鹿児島大学大学院医歯学総合研究科 微生物学分野 教授 西順一郎先生がされている「新型コロナウイルス感染症通信」が、とても参考になったので引用し記載させて頂きました。

≪3種類のSARS-CoV-2変異株≫

イギリスと南アフリカ由来の変異株に続き、ブラジルからの渡航者4人から新たな変異株が検出されました。変異株と言ってもRNAウイルスはゲノムのいたるところで変異が起こるため、ここでいう変異は、付着に重要なスパイクタンパク質(SP)の変異のことです。

SPのアミノ酸変異は、イギリス株で7か所、南アフリカ株で7か所、ブラジル株で12か所みられており、それぞれ系統は異なります。先日とりあげたN501Y変異は3株に共通していますが、南アフリカ株とブラジル株にはE484K変異がみられ、いずれもレセプター結合部位に存在します。
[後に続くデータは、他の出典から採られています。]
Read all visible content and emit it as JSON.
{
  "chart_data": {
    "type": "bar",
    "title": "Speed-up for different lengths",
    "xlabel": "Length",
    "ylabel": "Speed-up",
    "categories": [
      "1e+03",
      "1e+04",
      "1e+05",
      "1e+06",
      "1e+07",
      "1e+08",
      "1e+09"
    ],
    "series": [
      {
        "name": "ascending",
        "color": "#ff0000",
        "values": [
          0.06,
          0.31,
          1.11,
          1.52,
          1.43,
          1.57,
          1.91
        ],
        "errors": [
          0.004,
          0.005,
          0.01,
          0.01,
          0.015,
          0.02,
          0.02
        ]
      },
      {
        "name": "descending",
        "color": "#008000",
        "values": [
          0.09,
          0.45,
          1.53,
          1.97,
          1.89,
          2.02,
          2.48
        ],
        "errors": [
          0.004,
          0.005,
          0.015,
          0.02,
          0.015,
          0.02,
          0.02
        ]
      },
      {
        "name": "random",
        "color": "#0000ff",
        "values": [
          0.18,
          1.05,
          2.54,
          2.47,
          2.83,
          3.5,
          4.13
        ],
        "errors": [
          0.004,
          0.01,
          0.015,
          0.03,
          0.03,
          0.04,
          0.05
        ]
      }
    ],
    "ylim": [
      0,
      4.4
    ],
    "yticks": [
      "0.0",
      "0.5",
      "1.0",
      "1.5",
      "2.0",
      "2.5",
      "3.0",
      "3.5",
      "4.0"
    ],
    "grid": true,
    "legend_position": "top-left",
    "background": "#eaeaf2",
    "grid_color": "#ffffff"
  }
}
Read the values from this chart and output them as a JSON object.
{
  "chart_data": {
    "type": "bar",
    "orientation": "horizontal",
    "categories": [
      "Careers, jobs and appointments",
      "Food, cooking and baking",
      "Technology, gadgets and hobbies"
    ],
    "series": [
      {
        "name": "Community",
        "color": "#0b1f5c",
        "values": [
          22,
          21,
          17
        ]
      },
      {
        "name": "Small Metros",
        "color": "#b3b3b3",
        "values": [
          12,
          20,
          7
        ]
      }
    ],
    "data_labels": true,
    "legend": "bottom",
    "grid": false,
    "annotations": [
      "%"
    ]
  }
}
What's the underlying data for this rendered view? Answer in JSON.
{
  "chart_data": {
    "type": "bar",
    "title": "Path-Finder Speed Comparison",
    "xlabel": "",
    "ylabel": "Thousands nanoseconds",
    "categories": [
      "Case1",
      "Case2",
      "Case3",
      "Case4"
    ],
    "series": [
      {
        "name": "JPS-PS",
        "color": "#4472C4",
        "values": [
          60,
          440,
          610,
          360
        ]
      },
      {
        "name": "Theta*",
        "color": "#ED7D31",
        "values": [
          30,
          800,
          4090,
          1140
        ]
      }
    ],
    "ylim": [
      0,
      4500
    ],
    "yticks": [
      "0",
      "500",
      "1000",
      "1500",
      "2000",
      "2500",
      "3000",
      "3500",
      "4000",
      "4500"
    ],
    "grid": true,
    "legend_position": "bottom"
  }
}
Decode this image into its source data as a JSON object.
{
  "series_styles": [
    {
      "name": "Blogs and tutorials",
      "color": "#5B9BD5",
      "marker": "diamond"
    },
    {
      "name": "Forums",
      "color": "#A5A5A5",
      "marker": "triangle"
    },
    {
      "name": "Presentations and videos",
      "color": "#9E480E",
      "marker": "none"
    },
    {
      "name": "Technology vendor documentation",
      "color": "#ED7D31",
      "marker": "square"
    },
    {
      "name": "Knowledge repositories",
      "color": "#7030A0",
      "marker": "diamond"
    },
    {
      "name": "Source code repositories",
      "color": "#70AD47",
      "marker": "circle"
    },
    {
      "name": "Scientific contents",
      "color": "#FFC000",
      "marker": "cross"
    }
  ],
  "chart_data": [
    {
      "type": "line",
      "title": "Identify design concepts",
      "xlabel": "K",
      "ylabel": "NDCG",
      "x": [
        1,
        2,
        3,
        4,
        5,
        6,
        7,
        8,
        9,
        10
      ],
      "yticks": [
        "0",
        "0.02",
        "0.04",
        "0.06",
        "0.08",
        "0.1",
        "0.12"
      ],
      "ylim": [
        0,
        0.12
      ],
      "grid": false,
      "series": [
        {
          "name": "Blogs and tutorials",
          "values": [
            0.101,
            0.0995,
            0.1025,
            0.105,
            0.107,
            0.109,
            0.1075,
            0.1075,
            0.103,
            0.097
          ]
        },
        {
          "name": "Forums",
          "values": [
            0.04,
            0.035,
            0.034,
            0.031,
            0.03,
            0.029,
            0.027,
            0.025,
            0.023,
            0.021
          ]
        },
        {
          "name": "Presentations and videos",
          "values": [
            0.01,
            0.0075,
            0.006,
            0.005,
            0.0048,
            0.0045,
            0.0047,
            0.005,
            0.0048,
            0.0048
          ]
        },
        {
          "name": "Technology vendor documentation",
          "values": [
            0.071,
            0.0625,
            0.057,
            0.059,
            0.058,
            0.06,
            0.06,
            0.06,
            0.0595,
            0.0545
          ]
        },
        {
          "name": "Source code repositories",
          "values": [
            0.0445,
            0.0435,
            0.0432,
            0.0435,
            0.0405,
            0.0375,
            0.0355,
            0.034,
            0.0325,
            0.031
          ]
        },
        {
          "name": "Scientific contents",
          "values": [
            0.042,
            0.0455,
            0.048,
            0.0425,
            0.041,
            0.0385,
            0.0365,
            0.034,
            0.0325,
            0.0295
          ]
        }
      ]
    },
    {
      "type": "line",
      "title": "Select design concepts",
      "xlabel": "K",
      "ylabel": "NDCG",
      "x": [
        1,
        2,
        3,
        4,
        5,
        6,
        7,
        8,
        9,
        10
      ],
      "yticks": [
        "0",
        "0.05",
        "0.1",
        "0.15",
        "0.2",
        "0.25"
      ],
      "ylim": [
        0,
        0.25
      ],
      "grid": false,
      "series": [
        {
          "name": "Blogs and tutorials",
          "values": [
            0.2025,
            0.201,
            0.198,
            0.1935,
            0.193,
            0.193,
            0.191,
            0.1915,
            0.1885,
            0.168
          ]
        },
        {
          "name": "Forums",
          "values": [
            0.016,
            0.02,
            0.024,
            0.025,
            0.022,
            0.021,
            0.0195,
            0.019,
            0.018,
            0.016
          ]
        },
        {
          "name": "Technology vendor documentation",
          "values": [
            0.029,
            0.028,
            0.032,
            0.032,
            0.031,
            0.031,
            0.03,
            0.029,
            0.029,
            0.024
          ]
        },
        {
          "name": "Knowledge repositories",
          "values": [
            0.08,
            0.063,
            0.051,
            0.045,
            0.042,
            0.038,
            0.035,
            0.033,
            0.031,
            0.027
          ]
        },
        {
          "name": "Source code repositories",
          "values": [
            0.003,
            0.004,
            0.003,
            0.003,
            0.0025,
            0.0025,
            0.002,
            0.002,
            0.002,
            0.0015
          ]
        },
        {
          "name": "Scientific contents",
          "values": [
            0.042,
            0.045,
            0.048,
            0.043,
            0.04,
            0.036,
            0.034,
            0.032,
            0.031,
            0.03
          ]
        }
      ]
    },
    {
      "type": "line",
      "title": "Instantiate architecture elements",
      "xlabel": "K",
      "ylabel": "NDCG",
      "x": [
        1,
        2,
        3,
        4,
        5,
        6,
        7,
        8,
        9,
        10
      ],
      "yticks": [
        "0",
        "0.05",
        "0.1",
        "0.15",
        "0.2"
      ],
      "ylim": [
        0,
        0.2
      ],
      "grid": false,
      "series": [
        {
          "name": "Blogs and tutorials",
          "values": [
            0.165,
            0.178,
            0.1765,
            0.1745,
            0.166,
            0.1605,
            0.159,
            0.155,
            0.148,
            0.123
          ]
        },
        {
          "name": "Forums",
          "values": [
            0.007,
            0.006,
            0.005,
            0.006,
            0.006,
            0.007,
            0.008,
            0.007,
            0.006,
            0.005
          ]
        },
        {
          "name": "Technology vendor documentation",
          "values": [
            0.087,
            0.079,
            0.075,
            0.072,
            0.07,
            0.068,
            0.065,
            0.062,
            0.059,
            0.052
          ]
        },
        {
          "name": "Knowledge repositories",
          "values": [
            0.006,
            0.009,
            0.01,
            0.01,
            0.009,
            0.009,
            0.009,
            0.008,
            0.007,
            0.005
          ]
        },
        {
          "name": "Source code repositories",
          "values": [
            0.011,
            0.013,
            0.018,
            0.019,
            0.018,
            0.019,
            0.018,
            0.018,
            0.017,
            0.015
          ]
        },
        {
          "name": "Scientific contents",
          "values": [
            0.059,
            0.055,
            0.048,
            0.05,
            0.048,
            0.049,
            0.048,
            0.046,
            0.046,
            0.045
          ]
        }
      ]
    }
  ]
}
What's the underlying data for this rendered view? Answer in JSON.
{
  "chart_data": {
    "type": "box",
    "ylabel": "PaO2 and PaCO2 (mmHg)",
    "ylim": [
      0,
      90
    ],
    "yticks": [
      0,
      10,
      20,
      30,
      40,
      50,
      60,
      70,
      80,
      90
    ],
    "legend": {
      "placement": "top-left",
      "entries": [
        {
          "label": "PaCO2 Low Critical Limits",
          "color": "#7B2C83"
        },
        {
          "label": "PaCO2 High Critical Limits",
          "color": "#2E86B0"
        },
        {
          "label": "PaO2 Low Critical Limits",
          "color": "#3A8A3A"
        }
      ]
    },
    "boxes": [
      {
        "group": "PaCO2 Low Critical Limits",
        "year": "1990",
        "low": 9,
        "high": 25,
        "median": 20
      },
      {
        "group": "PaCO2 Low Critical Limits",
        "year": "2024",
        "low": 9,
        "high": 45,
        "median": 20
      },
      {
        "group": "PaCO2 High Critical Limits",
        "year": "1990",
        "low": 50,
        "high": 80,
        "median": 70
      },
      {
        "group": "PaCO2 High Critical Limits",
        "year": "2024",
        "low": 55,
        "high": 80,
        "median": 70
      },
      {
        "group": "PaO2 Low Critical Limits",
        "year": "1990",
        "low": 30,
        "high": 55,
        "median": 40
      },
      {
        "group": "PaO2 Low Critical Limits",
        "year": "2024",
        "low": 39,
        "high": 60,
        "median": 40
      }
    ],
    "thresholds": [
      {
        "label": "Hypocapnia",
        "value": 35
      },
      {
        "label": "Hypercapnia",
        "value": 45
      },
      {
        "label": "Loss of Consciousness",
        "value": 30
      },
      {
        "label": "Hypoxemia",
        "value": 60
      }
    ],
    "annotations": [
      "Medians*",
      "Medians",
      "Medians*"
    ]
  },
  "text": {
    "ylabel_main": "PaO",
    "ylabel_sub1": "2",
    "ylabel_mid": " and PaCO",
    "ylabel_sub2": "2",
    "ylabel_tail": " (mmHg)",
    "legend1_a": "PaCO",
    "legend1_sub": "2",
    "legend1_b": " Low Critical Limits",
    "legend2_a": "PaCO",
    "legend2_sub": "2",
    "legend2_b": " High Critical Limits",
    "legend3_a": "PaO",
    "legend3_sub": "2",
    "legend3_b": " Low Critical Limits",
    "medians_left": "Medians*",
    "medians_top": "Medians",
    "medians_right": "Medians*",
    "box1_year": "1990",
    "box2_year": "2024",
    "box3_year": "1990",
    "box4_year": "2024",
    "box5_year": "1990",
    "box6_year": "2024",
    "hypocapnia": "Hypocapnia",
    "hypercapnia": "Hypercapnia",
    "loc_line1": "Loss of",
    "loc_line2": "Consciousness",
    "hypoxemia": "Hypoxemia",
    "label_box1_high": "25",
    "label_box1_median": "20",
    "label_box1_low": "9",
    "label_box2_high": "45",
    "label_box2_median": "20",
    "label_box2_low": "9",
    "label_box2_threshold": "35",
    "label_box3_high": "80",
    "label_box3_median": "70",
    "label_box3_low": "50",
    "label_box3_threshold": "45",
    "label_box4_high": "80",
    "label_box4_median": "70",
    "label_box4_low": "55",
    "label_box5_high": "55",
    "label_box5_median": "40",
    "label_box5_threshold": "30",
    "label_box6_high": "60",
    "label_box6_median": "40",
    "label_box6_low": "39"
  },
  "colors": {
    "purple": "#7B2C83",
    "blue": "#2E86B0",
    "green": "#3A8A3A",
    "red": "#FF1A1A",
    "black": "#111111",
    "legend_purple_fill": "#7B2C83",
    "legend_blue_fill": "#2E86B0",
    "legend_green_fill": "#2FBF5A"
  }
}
このE484K変異は、過去に中和抗体からの逃避変異として報告されており、一部の抗体の中和作用が低下します。またE484K変異を持つ別の株による再感染例もブラジルで報告されています。COVID-19患者の回復期抗体やワクチンで誘導される抗体が、この変異株にも有効かどうかの検証が必要です。

鹿県医FAXニュース(2021.1.15)

要約&不明語句

ウイルスの変異について

一般的にウイルスは流行しながら、少しずつ変異していきます。

新型コロナウイルスの変異速度は、インフルエンザウイルスの約50%、HIVウイルスの約25%と言われていて変異のスピードは遅いのですが、この変異の場所が感染性に関する部位で起こっているため、変異株は感染性が60~70%増加していることが判明しています。

重症化に関与しているかはまだ不明なので、これから判明していきますが、現在のところは否定的です。